Pernyataan itu disampaikan Lewerissa dalam keterangan pers di ruang rapat lantai II Kantor Gubernur, Kamis (26/02/2026), menjawab isu yang berkembang terkait pergantian sejumlah pejabat tinggi pratama.
“Tidak benar kalau disebut gubernur dan wakil gubernur tutup mata lalu menunjuk orang begitu saja. Semua ada prosedur, ada mekanisme, dan ada tim seleksi,” tegasnya.
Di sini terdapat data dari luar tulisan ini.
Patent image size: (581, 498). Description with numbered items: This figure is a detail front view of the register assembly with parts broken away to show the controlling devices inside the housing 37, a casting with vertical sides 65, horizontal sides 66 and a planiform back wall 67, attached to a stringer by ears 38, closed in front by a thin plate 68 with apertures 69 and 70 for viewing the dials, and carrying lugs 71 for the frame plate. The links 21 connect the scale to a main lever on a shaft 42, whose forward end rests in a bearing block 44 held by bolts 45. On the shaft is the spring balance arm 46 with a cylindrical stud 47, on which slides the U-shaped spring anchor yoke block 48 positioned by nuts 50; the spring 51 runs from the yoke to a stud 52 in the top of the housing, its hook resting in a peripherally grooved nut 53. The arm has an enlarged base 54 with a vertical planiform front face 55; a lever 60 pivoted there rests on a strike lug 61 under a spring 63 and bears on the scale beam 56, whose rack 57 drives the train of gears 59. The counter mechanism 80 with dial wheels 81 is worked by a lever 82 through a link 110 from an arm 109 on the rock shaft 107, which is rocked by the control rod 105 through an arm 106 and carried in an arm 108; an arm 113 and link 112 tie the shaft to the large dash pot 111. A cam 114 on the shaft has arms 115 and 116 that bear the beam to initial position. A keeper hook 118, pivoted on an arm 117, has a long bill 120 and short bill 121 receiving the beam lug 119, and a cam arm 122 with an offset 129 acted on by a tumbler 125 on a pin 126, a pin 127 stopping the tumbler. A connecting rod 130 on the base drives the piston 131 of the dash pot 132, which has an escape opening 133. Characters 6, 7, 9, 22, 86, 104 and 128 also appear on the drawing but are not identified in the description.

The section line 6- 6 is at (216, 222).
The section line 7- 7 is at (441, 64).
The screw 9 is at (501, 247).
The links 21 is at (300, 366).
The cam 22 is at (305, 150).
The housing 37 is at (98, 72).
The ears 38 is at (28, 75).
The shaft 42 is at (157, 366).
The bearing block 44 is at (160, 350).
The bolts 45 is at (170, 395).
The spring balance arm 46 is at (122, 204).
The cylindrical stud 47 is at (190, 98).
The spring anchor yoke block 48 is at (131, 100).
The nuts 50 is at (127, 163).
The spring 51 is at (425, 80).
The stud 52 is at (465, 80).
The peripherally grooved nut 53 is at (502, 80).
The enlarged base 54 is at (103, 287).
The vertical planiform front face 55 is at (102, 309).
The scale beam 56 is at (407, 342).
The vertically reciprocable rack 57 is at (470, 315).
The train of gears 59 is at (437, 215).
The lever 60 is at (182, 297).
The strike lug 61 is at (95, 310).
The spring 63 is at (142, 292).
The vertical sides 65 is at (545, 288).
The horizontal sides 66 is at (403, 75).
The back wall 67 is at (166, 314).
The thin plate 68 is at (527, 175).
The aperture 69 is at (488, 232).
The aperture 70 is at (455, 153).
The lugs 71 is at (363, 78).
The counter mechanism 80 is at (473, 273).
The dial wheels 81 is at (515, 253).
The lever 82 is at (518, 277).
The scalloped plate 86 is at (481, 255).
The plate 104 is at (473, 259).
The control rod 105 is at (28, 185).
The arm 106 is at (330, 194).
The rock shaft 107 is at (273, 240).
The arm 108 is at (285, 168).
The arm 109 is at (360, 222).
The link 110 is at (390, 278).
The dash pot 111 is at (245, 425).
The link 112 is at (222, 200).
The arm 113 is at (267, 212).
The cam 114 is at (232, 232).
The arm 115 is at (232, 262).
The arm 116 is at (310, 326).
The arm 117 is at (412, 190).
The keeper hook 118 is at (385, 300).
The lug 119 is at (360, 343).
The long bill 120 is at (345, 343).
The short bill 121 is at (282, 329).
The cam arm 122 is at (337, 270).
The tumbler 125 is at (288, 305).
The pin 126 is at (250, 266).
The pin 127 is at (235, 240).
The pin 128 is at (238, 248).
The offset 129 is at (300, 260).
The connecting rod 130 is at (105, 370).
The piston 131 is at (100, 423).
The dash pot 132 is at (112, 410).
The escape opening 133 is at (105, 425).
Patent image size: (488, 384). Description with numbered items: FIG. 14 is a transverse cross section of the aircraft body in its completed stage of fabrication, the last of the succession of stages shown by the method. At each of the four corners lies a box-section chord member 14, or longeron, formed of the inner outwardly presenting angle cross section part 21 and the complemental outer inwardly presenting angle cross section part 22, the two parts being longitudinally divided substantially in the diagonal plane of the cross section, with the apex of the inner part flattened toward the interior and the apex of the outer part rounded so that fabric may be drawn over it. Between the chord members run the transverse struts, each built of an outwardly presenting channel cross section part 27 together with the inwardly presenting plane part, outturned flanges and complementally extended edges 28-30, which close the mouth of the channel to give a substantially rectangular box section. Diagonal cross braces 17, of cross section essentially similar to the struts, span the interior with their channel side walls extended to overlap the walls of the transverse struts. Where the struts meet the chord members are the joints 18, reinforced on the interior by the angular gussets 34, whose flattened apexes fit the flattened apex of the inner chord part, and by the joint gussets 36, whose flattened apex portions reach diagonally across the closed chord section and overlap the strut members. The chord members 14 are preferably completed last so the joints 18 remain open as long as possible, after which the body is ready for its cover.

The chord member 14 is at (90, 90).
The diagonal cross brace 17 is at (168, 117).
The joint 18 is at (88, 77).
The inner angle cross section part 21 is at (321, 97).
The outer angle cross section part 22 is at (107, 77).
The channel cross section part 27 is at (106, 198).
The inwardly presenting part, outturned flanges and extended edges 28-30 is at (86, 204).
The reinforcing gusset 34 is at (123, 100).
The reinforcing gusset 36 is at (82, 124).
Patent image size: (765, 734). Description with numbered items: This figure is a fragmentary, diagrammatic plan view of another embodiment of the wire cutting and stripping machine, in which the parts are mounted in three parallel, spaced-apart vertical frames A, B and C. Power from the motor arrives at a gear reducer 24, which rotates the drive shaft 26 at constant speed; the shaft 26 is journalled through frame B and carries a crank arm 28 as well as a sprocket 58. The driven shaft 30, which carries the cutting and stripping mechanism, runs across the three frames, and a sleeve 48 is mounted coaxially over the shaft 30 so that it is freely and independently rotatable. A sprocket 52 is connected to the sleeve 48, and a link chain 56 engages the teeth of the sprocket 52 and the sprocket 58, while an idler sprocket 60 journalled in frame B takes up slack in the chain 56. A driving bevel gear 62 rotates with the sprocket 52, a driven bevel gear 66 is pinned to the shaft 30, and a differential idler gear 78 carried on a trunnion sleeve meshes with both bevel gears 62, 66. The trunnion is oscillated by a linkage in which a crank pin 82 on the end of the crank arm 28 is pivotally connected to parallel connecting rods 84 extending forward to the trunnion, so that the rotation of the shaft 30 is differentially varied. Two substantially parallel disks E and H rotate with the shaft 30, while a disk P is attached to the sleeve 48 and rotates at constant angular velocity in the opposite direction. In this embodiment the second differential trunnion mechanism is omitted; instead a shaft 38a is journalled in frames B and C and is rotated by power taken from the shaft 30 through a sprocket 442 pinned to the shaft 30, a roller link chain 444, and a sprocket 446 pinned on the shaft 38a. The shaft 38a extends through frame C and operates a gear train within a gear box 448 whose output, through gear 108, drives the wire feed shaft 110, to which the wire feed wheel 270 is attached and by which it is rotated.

Menurut Lewerissa, sebagai kepala daerah sekaligus pengguna sumber daya manusia di lingkup provinsi, dirinya bertanggung jawab memastikan pejabat yang ditempatkan mampu membantu merealisasikan visi dan misi pemerintahan. Namun keputusan itu tetap berbasis evaluasi kinerja dan aturan kepegawaian yang berlaku.
Ia menjelaskan, perombakan pejabat baru dilakukan setelah satu tahun masa pemerintahan berjalan. Rentang waktu tersebut digunakan untuk melihat kinerja, capaian program, serta kesesuaian pejabat dengan kebutuhan organisasi.
“Ini murni untuk kepentingan organisasi dan pelayanan publik, bukan subjektivitas,” ujarnya.
Lewerissa juga mengajak publik untuk tidak membangun opini tanpa dasar. Penataan birokrasi, katanya, merupakan langkah strategis agar pemerintahan provinsi lebih solid dan responsif terhadap kebutuhan masyarakat.
Ia memastikan seluruh proses mutasi dilakukan secara transparan dan dapat dipertanggungjawabkan sesuai ketentuan perundang-undangan. “Yang kita kejar adalah kinerja, bukan kepentingan,” tandasnya.